Direct interactions with other players does not seem to be an active part of the game. However, the market seems to be entirely run off of player characters. The prices fluctuate and generally follow supply and demand. This reminds me of Runescape which is a game I played quite often growing up. I’m not sure if that game was an inspiration or not, but if it worked for Runescape, I can understand why it works for Black Desert Online. The central market is still very intimidating and hard for me to understand. This is most likely because of the interface, which seems more complex than what I am used to.




Your guide is called the black spirit and is involved in the plot of the game. The black spirit gives you quests, but you can also find quests by talking to NPCs. I find the black spirit to be an interesting character because when I first met them I thought they were very creepy, which I believe is the point. The developers want the player to be unsure if they can trust this character and I see a likely betrayal coming in the future.

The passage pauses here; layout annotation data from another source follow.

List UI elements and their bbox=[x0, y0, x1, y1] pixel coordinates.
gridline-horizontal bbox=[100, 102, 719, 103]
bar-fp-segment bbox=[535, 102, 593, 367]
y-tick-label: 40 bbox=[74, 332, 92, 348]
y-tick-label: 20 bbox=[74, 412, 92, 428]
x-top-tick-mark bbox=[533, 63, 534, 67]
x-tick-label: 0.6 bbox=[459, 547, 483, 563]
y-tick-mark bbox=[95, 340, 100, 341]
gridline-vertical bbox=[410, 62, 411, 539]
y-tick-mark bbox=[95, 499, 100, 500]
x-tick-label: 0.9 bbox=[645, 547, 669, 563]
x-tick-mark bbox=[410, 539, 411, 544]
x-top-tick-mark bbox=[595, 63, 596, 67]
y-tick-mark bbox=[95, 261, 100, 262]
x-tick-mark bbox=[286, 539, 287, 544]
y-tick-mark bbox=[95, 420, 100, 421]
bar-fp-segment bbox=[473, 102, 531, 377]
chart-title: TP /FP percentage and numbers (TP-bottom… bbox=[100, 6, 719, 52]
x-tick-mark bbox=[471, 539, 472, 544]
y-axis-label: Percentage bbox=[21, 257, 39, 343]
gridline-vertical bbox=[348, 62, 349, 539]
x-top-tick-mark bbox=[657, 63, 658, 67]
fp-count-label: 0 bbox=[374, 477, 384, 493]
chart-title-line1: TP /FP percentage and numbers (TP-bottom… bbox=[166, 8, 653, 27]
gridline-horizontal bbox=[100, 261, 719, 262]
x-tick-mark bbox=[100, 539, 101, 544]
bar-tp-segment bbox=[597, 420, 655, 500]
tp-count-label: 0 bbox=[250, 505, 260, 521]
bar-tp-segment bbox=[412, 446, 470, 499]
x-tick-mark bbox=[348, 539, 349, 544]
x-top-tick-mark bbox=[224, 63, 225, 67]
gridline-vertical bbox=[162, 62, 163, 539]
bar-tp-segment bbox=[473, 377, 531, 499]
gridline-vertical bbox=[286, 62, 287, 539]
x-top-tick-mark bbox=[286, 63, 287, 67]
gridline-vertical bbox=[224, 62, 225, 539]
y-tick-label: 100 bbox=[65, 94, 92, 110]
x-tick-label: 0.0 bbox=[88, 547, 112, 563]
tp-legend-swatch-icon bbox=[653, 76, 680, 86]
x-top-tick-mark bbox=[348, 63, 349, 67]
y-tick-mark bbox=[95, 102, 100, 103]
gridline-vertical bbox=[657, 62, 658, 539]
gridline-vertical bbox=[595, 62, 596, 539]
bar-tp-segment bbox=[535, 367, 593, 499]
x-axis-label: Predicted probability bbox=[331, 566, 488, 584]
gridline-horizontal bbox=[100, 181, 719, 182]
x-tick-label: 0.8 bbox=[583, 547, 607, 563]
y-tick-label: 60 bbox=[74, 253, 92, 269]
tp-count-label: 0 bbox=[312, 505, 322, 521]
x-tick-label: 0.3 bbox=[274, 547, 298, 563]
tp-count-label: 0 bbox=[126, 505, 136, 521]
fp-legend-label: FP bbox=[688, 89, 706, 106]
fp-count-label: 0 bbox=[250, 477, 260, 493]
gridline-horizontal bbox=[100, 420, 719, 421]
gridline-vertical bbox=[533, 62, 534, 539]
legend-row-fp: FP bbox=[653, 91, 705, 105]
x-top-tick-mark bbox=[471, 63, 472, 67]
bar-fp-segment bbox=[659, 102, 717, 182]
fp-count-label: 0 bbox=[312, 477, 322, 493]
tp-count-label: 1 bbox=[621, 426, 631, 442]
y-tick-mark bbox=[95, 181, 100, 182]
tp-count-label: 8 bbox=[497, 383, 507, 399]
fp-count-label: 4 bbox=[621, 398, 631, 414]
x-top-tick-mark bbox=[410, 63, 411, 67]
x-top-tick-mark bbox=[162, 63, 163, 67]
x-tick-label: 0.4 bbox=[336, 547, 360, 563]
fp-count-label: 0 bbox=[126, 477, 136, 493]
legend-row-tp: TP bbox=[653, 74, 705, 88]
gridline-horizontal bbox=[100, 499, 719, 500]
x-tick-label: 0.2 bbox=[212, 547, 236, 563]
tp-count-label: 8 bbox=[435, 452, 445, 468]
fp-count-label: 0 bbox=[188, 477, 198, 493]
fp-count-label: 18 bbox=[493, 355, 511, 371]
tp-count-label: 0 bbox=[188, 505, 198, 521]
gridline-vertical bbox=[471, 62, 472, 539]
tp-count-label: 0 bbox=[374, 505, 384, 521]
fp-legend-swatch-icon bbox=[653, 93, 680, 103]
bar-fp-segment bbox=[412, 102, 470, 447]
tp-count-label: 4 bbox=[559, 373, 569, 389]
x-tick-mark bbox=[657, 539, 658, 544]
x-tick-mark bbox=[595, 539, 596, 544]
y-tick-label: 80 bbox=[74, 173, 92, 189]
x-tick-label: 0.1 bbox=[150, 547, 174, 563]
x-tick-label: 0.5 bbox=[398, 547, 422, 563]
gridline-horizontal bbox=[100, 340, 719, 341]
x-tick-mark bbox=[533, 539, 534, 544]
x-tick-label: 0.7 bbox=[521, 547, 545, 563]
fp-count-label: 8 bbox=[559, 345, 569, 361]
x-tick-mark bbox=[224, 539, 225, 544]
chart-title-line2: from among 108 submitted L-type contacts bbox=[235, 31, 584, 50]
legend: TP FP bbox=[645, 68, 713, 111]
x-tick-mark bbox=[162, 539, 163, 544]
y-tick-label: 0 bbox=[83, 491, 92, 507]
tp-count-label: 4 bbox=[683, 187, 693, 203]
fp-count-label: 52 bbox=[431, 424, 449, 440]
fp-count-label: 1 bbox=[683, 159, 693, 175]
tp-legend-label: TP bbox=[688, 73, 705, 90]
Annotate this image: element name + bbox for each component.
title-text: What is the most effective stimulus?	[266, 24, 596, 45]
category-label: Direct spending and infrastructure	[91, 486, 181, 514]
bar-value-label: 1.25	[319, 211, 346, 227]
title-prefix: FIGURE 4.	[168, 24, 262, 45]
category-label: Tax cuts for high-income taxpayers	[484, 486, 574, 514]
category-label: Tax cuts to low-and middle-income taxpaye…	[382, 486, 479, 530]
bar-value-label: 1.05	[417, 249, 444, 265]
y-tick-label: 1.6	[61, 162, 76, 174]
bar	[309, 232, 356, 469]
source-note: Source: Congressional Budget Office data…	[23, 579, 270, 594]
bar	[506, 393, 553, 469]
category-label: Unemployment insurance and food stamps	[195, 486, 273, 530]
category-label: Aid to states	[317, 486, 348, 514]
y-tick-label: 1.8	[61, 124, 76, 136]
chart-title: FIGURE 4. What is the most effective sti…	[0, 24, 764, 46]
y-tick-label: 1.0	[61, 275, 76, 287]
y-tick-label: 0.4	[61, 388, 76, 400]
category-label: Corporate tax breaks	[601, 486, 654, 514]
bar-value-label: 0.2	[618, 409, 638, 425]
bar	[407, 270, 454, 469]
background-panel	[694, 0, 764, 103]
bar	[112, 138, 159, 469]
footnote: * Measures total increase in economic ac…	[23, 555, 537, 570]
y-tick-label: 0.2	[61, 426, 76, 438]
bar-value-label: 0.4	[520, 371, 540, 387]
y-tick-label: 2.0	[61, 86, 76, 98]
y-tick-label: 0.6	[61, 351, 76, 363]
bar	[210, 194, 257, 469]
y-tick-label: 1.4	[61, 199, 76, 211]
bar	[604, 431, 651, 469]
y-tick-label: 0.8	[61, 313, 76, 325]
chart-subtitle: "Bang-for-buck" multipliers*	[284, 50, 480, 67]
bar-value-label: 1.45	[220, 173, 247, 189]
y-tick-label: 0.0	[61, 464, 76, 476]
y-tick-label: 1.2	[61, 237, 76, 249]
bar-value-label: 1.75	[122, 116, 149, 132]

You can buy houses, which can be used to store things. This still confuses me a bit, but this is likely because of the larger gaps of time being playing and not paying enough attention to dialogue. It is simple enough to Google something that is unclear and there is an online forum community, whether through the official site, Steam, Reddit, or another website.
The map seems to be huge. I have yet to explore it all and it seems very dangerous to attempt to at my current level. With aggressive enemies near the roads that are likely at a much higher level than I can handle, I will most likely have to continue to discover the map as I level up. There are bosses that can be fought and this can be done solo or with a party. I really enjoyed this part thus far, especially when I had a party with me.